400.] Let the actual force on the unit pole be denoted by the vector ${\displaystyle {\mathfrak {B}}}$, and its components by a, b and c, then

 ${\displaystyle {\begin{matrix}a=\alpha +4\pi A,\\b=\beta +4\pi B,\\c=\gamma +4\pi C.\end{matrix}}}$ (6)

We shall define the force within a hollow disk, whose plane sides are normal to the direction of magnetization, as the Magnetic Induction within the magnet. Sir William Thomson has called this the Electromagnetic definition of magnetic force.

The three vectors, the magnetization ${\displaystyle {\mathfrak {J}}}$, the magnetic force ${\displaystyle {\mathfrak {H}}}$, and the magnetic induction ${\displaystyle {\mathfrak {B}}}$ are connected by the vector equation

 ${\displaystyle {\mathfrak {B}}={\mathfrak {H}}+4\pi {\mathfrak {J}}.}$ (7)

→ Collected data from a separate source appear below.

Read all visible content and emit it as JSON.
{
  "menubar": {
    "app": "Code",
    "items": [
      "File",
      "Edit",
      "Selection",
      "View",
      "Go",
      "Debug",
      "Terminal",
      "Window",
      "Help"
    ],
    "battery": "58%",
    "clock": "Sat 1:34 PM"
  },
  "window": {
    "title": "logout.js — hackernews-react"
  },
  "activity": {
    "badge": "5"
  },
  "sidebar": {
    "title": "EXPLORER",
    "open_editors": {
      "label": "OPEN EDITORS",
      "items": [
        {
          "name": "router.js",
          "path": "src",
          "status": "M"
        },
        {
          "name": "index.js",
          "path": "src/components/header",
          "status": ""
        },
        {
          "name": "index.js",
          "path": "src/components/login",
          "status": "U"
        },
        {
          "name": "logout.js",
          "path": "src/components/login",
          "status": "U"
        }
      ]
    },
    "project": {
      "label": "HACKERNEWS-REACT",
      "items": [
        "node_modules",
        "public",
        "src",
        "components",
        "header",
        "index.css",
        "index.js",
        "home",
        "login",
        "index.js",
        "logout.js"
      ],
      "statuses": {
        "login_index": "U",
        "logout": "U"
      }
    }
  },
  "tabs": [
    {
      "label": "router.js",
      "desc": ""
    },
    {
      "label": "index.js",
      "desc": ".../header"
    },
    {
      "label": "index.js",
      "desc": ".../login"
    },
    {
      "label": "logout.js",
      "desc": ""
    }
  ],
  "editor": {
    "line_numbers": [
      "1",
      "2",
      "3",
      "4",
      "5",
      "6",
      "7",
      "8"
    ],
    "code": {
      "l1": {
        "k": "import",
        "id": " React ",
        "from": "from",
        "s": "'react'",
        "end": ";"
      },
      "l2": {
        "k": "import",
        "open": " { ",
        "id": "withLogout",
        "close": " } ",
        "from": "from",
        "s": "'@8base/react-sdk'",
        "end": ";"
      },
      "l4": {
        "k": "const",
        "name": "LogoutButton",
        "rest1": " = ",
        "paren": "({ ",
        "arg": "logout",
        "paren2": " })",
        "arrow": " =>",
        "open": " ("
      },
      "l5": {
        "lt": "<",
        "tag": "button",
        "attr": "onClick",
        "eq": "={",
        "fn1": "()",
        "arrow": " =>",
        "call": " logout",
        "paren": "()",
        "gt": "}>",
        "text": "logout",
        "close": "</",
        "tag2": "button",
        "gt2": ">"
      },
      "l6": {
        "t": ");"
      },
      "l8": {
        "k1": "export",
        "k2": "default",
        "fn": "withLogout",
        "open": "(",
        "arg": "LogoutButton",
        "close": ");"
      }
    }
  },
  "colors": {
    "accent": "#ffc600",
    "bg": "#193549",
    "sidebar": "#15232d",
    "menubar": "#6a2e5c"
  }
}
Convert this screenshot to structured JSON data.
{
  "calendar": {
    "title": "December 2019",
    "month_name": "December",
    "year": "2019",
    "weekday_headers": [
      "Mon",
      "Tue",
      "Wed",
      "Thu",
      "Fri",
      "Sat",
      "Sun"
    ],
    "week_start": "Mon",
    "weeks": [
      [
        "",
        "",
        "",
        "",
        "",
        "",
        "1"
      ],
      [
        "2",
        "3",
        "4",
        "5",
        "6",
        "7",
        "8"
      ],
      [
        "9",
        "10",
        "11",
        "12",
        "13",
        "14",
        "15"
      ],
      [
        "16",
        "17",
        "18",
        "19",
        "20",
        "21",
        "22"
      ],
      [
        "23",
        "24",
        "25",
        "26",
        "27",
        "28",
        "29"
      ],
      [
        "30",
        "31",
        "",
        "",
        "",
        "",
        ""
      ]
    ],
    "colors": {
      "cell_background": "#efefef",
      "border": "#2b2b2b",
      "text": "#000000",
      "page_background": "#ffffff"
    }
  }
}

### Line-Integral of Magnetic Force.

401.] Since the magnetic force, as defined in Art. 398, is that due to the distribution of free magnetism on the surface and through the interior of the magnet, and is not affected by the surface-magnetism of the cavity, it may be derived directly from the general expression for the potential of the magnet, and the line-integral of the magnetic force taken along any curve from the point A to the point B is

 ${\displaystyle \int _{A}^{B}{\left(\alpha {\frac {dx}{ds}}+\beta {\frac {dy}{ds}}+\gamma {\frac {dz}{ds}}\right)ds}=V_{a}-V_{B},}$ (8)

where VA and Vb denote the potentials at A and B respectively.

1. On the force within cavities of other forms.

1. Any narrow crevasse. The force arising from the surface-magnetism is ${\displaystyle 4\pi I\cos \epsilon }$ in the direction of the normal to the plane of the crevasse, where ε is the angle between this normal and the direction of magnetization. When the crevasse is parallel to the direction of magnetization the force is the magnetic force ${\displaystyle {\mathfrak {H}}}$; when the crevasse is perpendicular to the direction of magnetization the force is the magnetic induction ${\displaystyle {\mathfrak {B}}}$.

2. In an elongated cylinder, the axis of which makes an angle ε with the direction of magnetization, the force arising from the surface-magnetism is ${\displaystyle 2\pi I\sin \epsilon }$, perpendicular to the axis in the plane containing the axis and the direction of magnetization.

3. In a sphere the force arising from surface-magnetism is ${\displaystyle {\frac {4}{3}}\pi I}$ in the direction of magnetization.